When my mother was expecting her fifth child, when I was four, she and my father used to joke at mealtimes about finding a name for it. The joke was always on female names, such as Ermyntrude, Brunnhilde, Gertrude. One day I’d had enough, and shouted at them: “You’re only making jokes because you think it will be a girl”. From then until the birth, the baby was referred to as “Humph”, short for Humphrey. They thought my rage was funny, but I didn’t, and still don’t.
How do your feminist ideas come out?
I was a card-carrying feminist in the late 60s and 70s. I hated the era I was growing up in, the 40s and 50s, because of the attitudes to women and the way they were treated.
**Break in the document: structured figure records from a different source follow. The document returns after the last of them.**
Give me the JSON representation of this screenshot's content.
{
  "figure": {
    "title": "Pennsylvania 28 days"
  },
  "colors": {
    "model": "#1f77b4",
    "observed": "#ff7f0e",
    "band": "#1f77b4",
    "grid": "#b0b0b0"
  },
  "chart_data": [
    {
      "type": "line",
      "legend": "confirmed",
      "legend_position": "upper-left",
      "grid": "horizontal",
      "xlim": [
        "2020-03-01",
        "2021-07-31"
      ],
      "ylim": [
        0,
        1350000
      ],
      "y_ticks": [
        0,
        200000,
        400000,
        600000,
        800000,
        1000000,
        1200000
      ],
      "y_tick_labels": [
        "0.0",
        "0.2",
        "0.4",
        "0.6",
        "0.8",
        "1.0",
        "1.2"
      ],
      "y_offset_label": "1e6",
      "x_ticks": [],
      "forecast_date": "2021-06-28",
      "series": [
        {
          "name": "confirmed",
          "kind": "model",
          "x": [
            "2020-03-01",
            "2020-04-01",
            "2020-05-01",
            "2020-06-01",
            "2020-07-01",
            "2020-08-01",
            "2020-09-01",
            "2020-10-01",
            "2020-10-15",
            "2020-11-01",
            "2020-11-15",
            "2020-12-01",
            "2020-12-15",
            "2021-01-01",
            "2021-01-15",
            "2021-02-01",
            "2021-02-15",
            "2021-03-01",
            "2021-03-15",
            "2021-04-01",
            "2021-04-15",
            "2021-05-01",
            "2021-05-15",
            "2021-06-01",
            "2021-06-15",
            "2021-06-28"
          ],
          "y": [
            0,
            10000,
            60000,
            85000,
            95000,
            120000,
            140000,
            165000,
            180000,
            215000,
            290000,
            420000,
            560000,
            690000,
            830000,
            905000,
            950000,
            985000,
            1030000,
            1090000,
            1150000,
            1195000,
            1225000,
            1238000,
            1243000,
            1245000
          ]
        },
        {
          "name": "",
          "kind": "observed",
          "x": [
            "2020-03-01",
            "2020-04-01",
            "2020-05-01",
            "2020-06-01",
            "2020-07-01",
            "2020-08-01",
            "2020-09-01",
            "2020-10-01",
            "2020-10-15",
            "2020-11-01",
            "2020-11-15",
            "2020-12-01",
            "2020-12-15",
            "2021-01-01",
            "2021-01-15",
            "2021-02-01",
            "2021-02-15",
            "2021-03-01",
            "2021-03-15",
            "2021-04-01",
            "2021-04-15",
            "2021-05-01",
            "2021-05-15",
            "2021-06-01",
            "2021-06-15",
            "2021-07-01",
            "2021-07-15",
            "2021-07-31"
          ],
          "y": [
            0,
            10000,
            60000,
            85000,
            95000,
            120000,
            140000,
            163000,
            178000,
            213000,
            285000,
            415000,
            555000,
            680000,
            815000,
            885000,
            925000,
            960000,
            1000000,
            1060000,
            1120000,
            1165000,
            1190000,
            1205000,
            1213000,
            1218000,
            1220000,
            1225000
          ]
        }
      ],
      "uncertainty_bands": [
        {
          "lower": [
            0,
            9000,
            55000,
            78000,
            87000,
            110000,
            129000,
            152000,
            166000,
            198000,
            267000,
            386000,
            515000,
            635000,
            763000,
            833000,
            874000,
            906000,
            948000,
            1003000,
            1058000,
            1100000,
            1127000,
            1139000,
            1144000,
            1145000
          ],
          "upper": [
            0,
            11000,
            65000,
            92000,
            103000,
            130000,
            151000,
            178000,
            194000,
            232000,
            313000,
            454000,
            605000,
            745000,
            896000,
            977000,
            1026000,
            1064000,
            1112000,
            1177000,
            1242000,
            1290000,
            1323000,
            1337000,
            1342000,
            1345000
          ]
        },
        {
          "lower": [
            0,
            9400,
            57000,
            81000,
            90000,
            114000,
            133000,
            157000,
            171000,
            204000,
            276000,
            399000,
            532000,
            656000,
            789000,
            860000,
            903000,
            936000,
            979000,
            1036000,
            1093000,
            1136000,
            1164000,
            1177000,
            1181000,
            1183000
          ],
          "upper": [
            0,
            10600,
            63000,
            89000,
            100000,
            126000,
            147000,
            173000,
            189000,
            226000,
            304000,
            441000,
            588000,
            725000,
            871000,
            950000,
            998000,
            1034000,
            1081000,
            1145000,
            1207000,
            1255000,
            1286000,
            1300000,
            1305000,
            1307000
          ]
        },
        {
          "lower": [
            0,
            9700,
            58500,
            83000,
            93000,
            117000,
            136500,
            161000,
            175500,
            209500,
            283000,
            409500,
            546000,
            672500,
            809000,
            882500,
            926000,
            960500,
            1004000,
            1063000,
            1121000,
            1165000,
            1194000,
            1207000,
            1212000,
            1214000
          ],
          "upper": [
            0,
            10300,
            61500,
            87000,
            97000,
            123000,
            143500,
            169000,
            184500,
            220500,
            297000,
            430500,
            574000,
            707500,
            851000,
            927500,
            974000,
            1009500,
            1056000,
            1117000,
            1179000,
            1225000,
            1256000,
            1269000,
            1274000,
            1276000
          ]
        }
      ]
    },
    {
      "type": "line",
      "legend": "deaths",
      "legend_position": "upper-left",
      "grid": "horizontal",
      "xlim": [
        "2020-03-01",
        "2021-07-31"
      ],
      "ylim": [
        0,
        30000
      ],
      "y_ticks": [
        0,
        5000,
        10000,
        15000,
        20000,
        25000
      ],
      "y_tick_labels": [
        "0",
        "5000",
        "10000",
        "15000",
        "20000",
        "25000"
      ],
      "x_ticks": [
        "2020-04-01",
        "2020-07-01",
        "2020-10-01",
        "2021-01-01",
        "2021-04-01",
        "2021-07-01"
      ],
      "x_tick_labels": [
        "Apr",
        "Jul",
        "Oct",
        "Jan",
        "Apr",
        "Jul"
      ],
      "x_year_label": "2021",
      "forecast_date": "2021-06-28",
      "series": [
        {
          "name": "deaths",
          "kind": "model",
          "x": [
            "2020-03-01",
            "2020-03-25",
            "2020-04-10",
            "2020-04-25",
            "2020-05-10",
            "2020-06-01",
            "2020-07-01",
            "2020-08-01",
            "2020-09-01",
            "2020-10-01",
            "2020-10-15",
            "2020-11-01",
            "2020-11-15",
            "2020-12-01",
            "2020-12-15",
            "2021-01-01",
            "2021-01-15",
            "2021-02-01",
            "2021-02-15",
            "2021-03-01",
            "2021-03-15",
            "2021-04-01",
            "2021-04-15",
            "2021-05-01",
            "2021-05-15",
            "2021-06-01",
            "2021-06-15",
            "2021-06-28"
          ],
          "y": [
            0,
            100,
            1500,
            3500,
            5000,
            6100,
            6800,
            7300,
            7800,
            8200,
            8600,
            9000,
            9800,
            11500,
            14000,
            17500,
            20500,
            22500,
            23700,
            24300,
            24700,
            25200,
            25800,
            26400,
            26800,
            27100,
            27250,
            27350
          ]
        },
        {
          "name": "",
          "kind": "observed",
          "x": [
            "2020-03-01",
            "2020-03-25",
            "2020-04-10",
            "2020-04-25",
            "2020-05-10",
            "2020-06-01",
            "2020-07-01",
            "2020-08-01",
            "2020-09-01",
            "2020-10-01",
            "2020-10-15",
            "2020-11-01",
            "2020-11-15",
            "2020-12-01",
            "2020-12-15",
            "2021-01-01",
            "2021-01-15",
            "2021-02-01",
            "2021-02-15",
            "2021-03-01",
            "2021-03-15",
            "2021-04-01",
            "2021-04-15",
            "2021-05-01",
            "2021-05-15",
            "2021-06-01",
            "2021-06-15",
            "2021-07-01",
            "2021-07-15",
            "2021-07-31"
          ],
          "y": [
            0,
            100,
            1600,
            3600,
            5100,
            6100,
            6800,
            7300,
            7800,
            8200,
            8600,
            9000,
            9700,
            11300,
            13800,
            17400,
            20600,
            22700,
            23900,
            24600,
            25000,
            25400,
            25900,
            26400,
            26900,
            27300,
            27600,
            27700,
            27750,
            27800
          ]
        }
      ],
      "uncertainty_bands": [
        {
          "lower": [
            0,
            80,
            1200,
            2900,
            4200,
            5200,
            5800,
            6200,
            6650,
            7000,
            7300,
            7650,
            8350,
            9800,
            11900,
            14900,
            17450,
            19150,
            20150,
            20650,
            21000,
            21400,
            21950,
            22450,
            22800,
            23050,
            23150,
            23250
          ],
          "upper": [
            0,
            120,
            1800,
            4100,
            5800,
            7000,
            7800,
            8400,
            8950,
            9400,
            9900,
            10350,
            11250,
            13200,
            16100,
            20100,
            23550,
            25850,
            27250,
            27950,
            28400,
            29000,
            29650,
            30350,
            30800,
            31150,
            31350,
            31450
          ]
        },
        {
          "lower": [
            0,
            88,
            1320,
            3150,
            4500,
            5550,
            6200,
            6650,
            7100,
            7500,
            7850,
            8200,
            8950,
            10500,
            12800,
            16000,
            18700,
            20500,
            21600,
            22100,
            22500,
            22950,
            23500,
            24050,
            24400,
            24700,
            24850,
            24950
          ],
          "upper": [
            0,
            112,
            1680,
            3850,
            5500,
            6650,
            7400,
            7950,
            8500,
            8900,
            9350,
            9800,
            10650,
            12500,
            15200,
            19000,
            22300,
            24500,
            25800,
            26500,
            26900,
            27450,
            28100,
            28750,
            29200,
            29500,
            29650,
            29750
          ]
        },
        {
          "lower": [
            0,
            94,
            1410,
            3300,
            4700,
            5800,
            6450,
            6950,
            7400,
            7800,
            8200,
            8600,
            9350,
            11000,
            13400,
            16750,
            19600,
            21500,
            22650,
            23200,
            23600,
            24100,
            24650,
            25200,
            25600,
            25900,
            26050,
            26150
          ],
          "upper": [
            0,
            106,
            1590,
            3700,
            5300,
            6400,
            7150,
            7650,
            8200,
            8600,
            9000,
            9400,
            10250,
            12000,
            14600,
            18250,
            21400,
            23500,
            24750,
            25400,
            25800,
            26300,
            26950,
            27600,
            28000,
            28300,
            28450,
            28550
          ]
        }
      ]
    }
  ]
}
Reading “The Female Eunuch” was a turning point for me, the first time I had EVER read or heard anyone, male or female, who shared my opinions on the subject. And then, like so many things that gave us such hope at that time, something happened to feminism and somehow it lost its way and I despaired of it. I have lived it all my life, but I didn’t want to make feminist art. I am not a proselytiser. My life experiences have been hard and painful and I wanted to make art which celebrated beauty and joy as a counterbalance. It is recently, through meeting various young women, that I have been excited by the new wave of feminism and also discovered how far, in spite of impressive achievements, the world still has to travel. I thought younger people would not listen to my feminist ideals/ideas so I shut up about them. So now I am putting more about it into my art work. My next exhibition is going to be called “Broken Homes” and will have several feminist pieces in it. I made the ironing board, and a tribute to Judy Chicago called “Rosie’s Tea Party”, which has places set for many women who have inspired me, and a Fairy Castle which has three floors, the gods on the top, the aristocratic family in the middle, the lowest floor being a basement in which girls are kept chained to beds. However, I was surprised to discover when “Jam Rag Boogie” was exhibited about the time of the debate on luxury tax on tampax, how much impact it had, but at the same time how people didn’t recognise why I based the poem on Winston Churchill’s most famous speech – they didn’t even know this speech. So I don’t know how out of date I am. My feminism has come out more in my poems up to now.
Who are you inspired by?
I was lastingly inspired by Judy Chicago. When a friend of mine saw pictures of my works on people who had influenced me, she asked why there were few women. So I made “Rosie’s Tea Party” which includes 14 women who have influenced me. Tilly Olsen’s “Silences” was the inspiration for the ironing board. Folk art and outsider art are very important inspirations. Judith McNichol, who started Artesian Trust in Edinburgh (now disbanded) is a continuing influence, a wonderful woman, a brilliant artist, a dear friend. She and Artesian changed me from being a painter and reluctant non-achiever in the art world into an artist following my true path. Schubert is an enormous influence on my practice, endlessly inspiring form, playfulness, structure and beauty. Matisse was my first artistic love (right back to those art books in my father’s study) and for years I followed his path of art as a relaxation and joy, a comfortable armchair at the end of a busy day. Whatever I go on to make, I will try and make it beautiful and joyous because of Matisse.